While Uber, Lyft and WeWork provide global parallels for Didi, there are also some good recent comparisons at home. Those have come from a recent steady series of seriously downsized IPOs by mostly money-losing Chinese tech companies making desperate-looking IPOs in New York.
The latest pair of those came just last Friday, including one from money-losing online news provider 36Kr Holdings Inc. That debut was particularly hair-raising, with the company’s shares falling more than 25% in its first two trading days, after its fundraising plans shriveled from an initial target of $100 million to a final figure of just $20 million.
With all that background in mind let’s take a closer look at the latest picture from Didi, starting with the headlines last week. Those headlines saw Didi announce a plan to relaunch its controversial Hitch service, a year after it was suspended following two separate cases where female passengers were murdered by their drivers.
No sooner did Didi announce the relaunch, than it came under fire again for setting an 8 p.m. curfew for female users of the service, compared with 11 p.m. for males. Didi quickly adjusted the policy in response, and said the 8 p.m. curfew would apply to everyone.
Hitch is no doubt an important part of Didi’s bigger picture, as it provides a low-end offering for budget-conscious riders. But the initial outrage last year and latest scandal last week also seem to reflect the broader controversy surrounding this company as both users and investors lose their patience, much the way the other companies I’ve cited above have been abandoned.

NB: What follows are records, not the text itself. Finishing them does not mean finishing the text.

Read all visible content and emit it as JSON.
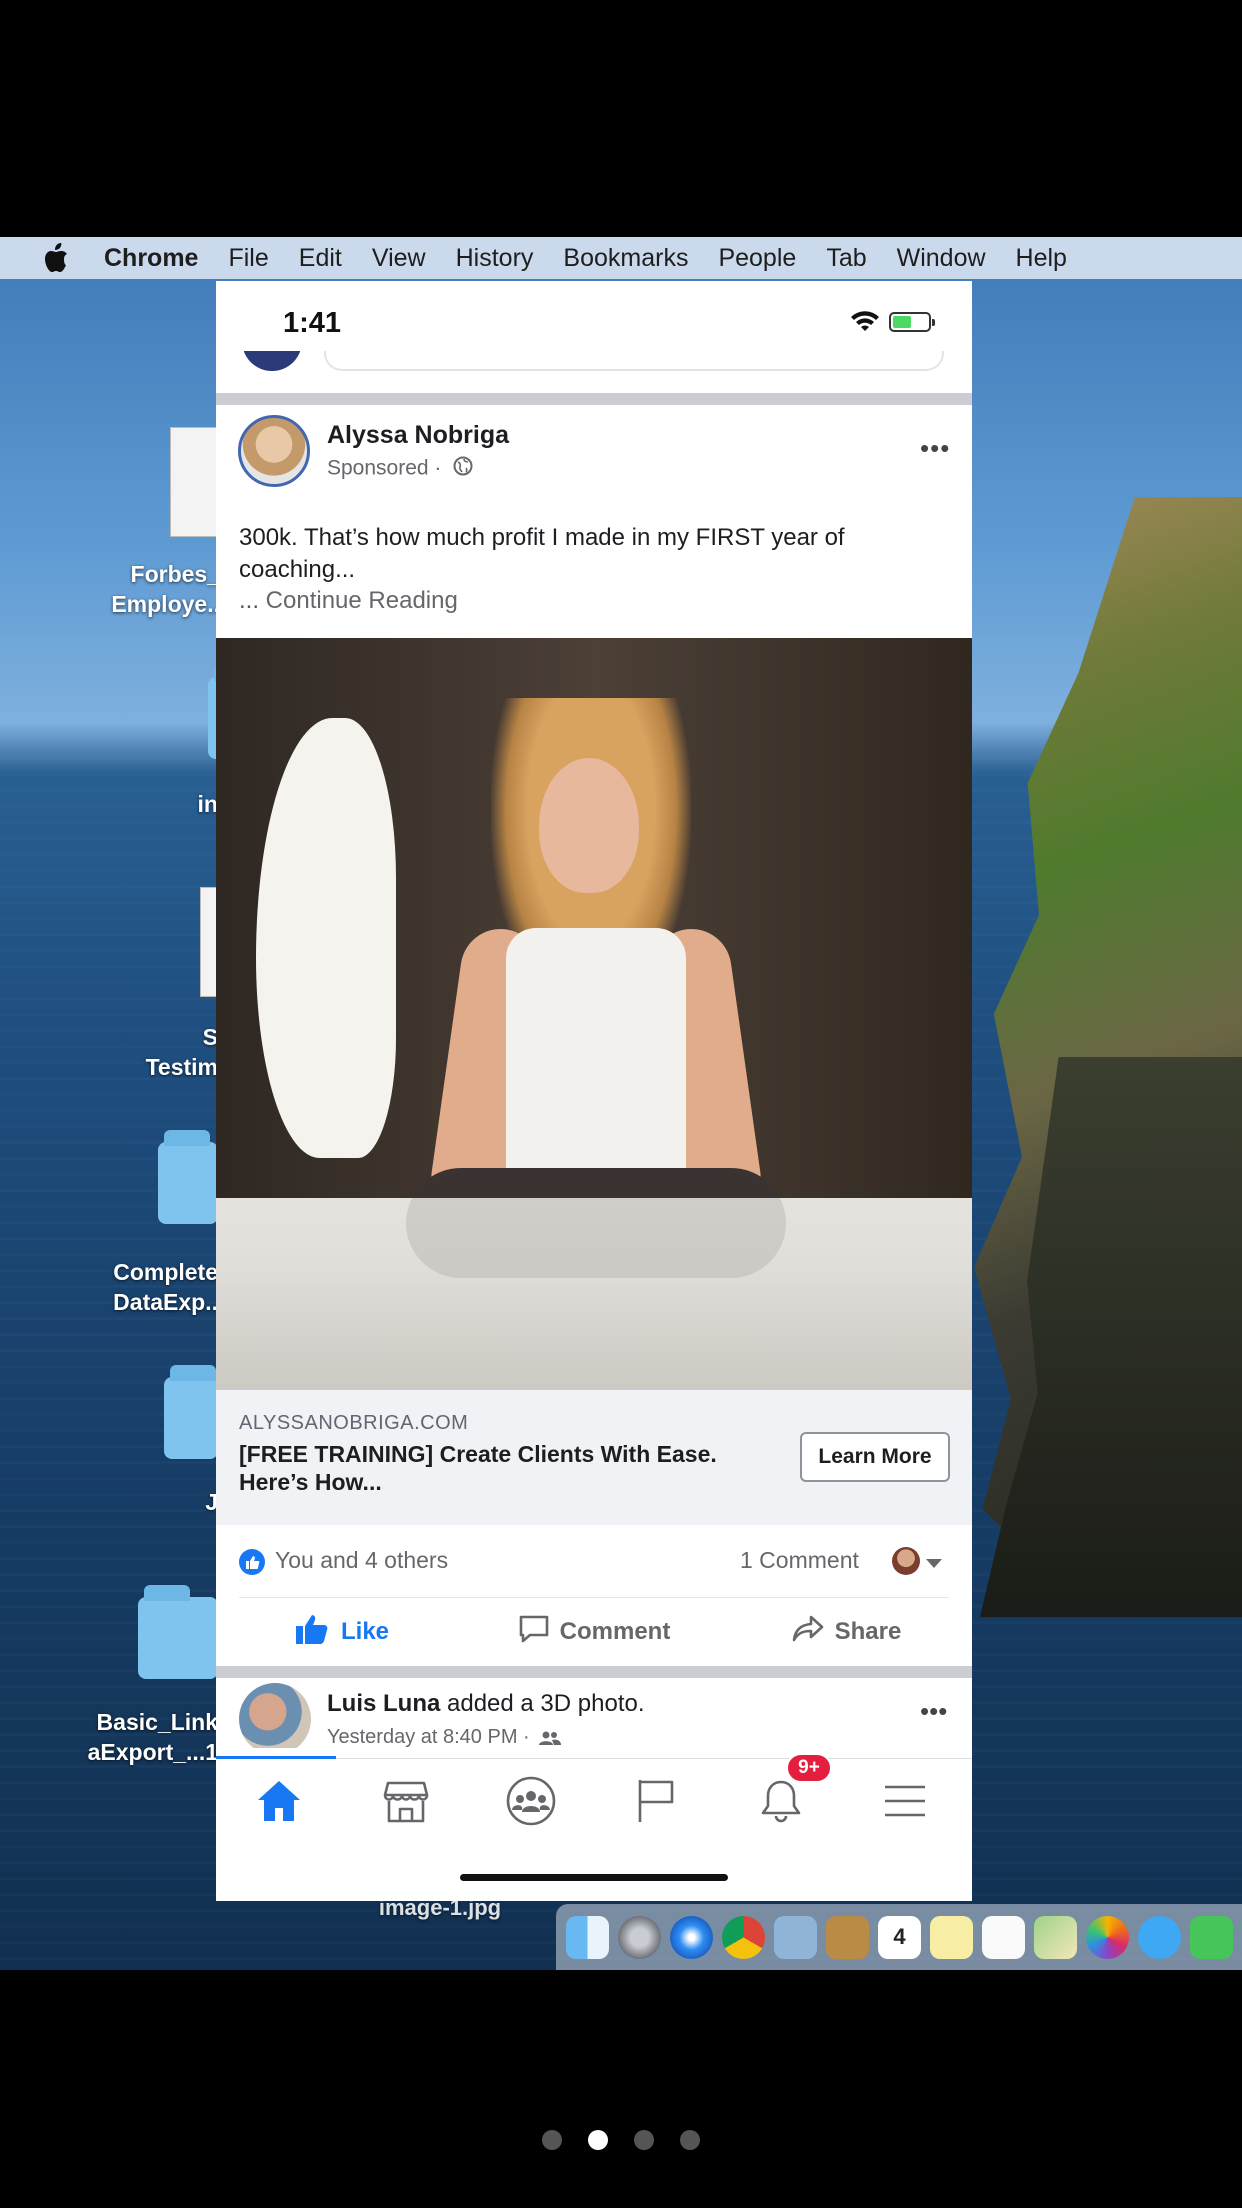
{
  "menubar": {
    "items": [
      "Chrome",
      "File",
      "Edit",
      "View",
      "History",
      "Bookmarks",
      "People",
      "Tab",
      "Window",
      "Help"
    ]
  },
  "desktop": {
    "icons": [
      {
        "label": "Forbes_\nEmploye..",
        "type": "xl-document"
      },
      {
        "label": "in",
        "type": "folder"
      },
      {
        "label": "S\nTestim",
        "type": "document"
      },
      {
        "label": "Complete\nDataExp..",
        "type": "folder"
      },
      {
        "label": "J",
        "type": "folder"
      },
      {
        "label": "Basic_Link\naExport_...1",
        "type": "folder"
      },
      {
        "label": "image-1.jpg",
        "type": "image"
      }
    ],
    "dock_apps": [
      "finder",
      "launchpad",
      "safari",
      "chrome",
      "preview",
      "notes-book",
      "calendar",
      "stickies",
      "reminders",
      "maps",
      "photos",
      "messages",
      "facetime"
    ],
    "calendar_day": "4"
  },
  "phone": {
    "status": {
      "time": "1:41",
      "wifi_icon": "wifi-icon",
      "battery_icon": "battery-charging-icon"
    },
    "post": {
      "author": "Alyssa Nobriga",
      "sponsored": "Sponsored ·",
      "text": "300k. That’s how much profit I made in my FIRST year of coaching...",
      "continue_prefix": "... ",
      "continue_label": "Continue Reading",
      "link_domain": "ALYSSANOBRIGA.COM",
      "link_title": "[FREE TRAINING] Create Clients With Ease. Here’s How...",
      "cta": "Learn More",
      "reactors": "You and 4 others",
      "comments": "1 Comment",
      "actions": {
        "like": "Like",
        "comment": "Comment",
        "share": "Share"
      }
    },
    "next_post": {
      "author": "Luis Luna",
      "action": " added a 3D photo.",
      "time": "Yesterday at 8:40 PM ·"
    },
    "tabbar": {
      "tabs": [
        "home-icon",
        "marketplace-icon",
        "groups-icon",
        "pages-flag-icon",
        "notifications-bell-icon",
        "menu-icon"
      ],
      "notification_badge": "9+"
    }
  },
  "pager": {
    "count": 4,
    "active_index": 1
  },
  "colors": {
    "fb_blue": "#1877f2",
    "badge_red": "#e41e3f",
    "menubar": "#d6e2f0"
  }
}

Didi is a private company, so we have much less information about it than the others. But various sources I consulted provided a few numbers, including a 10.9 billion yuan ($1.56 billion) loss for all of last year. That’s actually not too far from the $1.8 billion that Uber lost last year, which seems like a good comparison since Uber is probably a bit bigger than Didi.
That brings us to valuations. Some calculations based on Uber’s 15% ownership of Didi, revealed in Uber’s own IPO prospectus, put Didi’s value at about $51.6 billion. Interestingly, Uber’s latest quarterly report said it believes the value of that Didi investment held steady between the end of September last year and the same time this year.
I use the word “interestingly” because Uber’s own valuation is just $46 billion right now, meaning Uber believes its own value is lower than Didi’s. Of course, the valuations I’ve cited for Didi are based on a very small world of cash-rich private equity investors, and ordinary stock market traders might see things much differently.
That said, some insiders close to Didi founder Cheng Wei recently told Caixin the company is “not in a rush for an IPO.” It does seem like the company probably has enough cash for now to avoid a WeWork-style life-threatening cash crunch. Still, given the current rapidly deteriorating environment for this kind of money-losing startup, I wouldn’t be surprised if Didi’s valuation drops by quite a bit if and when it does its next fundraising over the next 12 months.